The only odor which is recognized and admitted as an odor is halitosis, and of this all Americans live in mortal dread. Dandruff may be a myth, but halitosis is real. It is the genuine odor of spiritual decomposition. The American body, when dead, can be washed and fumigated; some corpses even achieve a distinct beauty. But the live American body in which the soul is rotting away smells bad and every American knows it and that is why he would rather be a hundred percent American, alone and gregarious at the same time, than live breast to breast with the tribe.

***

All day long I walk the streets, but I see no place to sit down—no place, I mean, that looks inviting.

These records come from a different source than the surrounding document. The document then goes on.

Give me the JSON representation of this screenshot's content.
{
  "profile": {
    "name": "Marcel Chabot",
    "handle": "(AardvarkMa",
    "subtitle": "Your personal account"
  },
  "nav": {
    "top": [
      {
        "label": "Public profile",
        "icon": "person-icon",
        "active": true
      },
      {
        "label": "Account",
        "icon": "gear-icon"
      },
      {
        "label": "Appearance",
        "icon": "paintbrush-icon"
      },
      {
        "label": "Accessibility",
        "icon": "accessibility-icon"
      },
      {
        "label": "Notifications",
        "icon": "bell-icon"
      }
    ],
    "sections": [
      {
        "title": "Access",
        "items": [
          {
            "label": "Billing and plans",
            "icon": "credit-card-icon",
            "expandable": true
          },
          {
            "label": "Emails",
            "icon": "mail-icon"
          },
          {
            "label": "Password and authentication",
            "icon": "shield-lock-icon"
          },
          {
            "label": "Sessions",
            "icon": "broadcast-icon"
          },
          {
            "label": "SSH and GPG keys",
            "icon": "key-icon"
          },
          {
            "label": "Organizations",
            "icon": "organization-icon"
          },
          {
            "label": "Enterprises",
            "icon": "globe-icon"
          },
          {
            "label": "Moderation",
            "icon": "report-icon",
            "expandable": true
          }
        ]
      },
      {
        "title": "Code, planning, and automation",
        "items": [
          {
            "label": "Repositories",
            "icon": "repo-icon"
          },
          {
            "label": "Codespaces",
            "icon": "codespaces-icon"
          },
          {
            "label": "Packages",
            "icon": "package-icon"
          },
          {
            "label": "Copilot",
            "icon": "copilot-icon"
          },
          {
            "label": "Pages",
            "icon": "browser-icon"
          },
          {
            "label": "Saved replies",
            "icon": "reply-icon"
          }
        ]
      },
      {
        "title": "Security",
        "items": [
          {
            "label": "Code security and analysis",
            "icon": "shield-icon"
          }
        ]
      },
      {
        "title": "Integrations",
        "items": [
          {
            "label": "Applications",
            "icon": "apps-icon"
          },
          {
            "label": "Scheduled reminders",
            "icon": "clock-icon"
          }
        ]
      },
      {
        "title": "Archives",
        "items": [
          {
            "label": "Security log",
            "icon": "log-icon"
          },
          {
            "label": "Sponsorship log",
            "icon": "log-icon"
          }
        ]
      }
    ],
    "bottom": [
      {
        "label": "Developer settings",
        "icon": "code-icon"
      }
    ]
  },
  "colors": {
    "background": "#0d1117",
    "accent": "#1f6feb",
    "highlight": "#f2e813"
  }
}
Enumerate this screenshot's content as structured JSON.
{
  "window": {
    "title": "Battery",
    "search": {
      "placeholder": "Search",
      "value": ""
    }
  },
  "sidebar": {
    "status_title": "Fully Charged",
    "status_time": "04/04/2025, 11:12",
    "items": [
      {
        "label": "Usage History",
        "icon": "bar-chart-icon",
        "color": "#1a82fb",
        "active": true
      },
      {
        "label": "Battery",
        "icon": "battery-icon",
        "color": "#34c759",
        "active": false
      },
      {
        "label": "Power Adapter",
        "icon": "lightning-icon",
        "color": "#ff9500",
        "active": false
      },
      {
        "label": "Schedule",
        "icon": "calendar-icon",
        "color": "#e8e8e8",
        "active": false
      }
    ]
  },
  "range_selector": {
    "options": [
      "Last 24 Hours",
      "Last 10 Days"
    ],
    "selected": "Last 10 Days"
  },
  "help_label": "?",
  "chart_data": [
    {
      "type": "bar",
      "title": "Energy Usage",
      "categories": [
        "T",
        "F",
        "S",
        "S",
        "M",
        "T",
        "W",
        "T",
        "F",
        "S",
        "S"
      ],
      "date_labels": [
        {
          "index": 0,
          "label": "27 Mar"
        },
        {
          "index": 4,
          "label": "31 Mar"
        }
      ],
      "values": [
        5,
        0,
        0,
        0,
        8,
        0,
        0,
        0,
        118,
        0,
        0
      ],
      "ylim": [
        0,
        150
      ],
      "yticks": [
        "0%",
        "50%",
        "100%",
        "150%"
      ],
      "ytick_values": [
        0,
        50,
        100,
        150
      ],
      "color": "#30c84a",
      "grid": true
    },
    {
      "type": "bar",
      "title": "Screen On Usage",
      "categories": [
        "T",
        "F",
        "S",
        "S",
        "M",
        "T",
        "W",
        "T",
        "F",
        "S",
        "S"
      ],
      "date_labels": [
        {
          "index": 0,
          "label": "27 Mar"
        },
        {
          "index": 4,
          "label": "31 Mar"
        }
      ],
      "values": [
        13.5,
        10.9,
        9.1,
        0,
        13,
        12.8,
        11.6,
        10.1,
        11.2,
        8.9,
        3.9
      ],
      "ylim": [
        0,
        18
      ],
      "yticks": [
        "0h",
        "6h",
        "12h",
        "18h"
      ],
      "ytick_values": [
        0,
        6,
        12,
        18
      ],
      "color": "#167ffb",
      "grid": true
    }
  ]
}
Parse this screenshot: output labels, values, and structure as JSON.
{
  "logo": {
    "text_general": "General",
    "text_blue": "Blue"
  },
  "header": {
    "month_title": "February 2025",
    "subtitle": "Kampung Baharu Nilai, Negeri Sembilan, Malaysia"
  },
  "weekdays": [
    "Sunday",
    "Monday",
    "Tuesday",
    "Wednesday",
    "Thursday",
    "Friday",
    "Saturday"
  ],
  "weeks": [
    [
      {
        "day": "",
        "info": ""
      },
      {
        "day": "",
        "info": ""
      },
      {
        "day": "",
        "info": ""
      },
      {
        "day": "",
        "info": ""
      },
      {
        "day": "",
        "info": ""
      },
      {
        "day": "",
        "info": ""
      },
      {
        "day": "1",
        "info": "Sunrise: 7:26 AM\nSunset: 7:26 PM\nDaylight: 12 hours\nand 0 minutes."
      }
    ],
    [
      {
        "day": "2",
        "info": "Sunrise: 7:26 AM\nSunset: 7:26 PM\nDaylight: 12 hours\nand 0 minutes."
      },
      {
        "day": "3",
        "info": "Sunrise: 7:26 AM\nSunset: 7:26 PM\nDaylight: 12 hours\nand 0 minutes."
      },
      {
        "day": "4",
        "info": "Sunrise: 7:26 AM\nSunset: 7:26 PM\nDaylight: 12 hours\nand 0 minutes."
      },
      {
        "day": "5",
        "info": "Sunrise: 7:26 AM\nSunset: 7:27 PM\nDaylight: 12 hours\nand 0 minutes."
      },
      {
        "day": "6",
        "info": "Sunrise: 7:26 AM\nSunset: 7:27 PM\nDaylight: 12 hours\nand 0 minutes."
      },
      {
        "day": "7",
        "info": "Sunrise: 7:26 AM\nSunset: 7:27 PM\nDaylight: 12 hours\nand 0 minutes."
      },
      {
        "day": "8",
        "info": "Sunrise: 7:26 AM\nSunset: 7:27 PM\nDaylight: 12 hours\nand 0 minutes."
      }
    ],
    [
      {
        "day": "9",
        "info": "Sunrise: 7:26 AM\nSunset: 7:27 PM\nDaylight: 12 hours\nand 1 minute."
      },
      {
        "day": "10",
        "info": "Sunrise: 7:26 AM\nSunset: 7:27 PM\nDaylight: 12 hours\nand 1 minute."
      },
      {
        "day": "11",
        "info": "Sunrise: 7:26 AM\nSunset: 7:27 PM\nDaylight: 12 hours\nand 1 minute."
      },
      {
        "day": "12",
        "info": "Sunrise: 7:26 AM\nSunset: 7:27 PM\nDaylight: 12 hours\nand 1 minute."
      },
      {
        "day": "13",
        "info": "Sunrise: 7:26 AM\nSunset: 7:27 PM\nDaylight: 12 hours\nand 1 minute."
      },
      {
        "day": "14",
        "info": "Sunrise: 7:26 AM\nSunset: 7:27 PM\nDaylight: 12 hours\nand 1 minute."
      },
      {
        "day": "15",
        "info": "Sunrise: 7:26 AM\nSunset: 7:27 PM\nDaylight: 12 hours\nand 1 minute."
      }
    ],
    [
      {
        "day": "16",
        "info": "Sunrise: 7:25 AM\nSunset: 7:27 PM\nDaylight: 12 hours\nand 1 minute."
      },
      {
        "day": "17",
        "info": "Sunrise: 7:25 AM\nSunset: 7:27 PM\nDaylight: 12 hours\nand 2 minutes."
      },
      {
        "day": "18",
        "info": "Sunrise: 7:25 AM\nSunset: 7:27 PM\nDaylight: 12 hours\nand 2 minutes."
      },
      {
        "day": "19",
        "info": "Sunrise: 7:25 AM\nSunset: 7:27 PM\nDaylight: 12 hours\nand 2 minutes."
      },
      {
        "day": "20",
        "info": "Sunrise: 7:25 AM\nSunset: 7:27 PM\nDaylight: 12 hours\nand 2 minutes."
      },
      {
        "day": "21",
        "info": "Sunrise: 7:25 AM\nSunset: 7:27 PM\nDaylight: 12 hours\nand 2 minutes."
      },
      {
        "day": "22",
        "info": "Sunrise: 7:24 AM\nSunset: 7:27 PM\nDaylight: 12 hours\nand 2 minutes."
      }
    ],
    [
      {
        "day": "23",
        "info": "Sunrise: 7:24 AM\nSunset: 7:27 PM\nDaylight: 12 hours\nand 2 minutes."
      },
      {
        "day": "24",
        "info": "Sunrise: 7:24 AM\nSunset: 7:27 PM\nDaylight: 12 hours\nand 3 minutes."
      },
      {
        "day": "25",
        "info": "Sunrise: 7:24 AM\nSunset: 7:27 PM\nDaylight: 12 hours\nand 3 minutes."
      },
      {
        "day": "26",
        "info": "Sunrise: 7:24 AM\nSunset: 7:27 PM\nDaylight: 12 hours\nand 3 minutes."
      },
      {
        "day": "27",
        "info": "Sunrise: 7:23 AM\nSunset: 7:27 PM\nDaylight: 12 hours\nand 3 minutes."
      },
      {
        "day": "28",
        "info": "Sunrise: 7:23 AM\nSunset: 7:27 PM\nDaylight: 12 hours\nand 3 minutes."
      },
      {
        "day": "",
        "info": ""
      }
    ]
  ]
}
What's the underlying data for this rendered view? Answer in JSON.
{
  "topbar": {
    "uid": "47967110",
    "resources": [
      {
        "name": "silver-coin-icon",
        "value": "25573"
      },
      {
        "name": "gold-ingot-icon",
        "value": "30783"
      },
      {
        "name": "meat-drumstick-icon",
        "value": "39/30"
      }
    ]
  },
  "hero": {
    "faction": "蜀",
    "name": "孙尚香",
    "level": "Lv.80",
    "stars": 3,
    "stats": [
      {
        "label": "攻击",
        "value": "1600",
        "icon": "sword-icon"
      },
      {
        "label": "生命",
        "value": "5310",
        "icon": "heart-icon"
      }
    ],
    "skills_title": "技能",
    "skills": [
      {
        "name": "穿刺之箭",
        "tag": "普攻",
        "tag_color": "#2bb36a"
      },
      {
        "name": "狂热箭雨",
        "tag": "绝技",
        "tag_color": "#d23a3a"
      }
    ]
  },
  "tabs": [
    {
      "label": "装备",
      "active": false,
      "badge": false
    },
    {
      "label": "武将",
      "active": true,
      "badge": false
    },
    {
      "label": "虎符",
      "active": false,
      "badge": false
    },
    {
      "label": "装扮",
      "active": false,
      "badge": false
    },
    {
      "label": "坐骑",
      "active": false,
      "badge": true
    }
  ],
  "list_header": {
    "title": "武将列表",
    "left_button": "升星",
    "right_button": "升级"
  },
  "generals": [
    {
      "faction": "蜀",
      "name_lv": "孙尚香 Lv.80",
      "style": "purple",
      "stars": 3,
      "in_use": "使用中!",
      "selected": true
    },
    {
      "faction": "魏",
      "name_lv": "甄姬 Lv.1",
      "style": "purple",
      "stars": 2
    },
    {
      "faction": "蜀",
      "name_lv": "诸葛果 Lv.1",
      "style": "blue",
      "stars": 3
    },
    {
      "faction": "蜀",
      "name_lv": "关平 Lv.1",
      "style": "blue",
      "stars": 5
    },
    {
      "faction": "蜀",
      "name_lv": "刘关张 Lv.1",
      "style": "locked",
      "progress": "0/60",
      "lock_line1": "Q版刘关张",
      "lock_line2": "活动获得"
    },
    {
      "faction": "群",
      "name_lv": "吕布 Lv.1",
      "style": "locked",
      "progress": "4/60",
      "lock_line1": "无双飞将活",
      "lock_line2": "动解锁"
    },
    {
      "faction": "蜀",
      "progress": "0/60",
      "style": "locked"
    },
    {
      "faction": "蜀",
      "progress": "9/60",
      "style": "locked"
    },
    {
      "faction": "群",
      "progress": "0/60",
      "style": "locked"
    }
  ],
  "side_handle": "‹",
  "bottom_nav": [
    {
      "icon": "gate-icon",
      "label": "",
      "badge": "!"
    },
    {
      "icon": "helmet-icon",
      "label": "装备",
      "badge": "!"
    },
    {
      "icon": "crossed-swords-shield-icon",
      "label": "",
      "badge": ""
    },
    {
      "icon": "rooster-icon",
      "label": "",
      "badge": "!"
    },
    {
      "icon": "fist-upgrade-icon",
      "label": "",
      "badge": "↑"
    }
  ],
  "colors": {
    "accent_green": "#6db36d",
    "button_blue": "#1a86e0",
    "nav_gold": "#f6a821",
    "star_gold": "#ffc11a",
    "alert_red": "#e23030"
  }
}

On my wall is the photograph of a chair in the Tuileries Gardens, a chair photographed by my friend Brassai. To me it’s a poem. I no longer see a wire chair with holes in the seat but an empty throne. If I had my way I would have this chair, this vacant seat, stamped on every silver dollar. We need to sit down somewhere, to rest, to contemplate, to know that we have a body—and a soul.

***

I have no interest in the life of the masses, nor in the intentions of the existing governments of the world. I hope and believe that the whole civilized world will be wiped out in the next hundred years or so. I believe that man can exist, and in an infinitely better, larger way, without “civilization.”

***

While we make the little trip to the corner, or to Dieppe, or to Newhaven, or wherever it may be, the earth too is making her little trip, where nobody knows, not even the astronomers. But all of us, whether we move from here to the comer or from here to China, are making a voyage with our mother the earth, and the earth is moving with the sun and with the sun the other planets too are moving … Mars, Mercury, Venus, Neptune, Jupiter, Saturn, Uranus. The whole firmament is moving and with it, if you listen closely, you will hear “Bon Voyage!” “Bon Voyage!”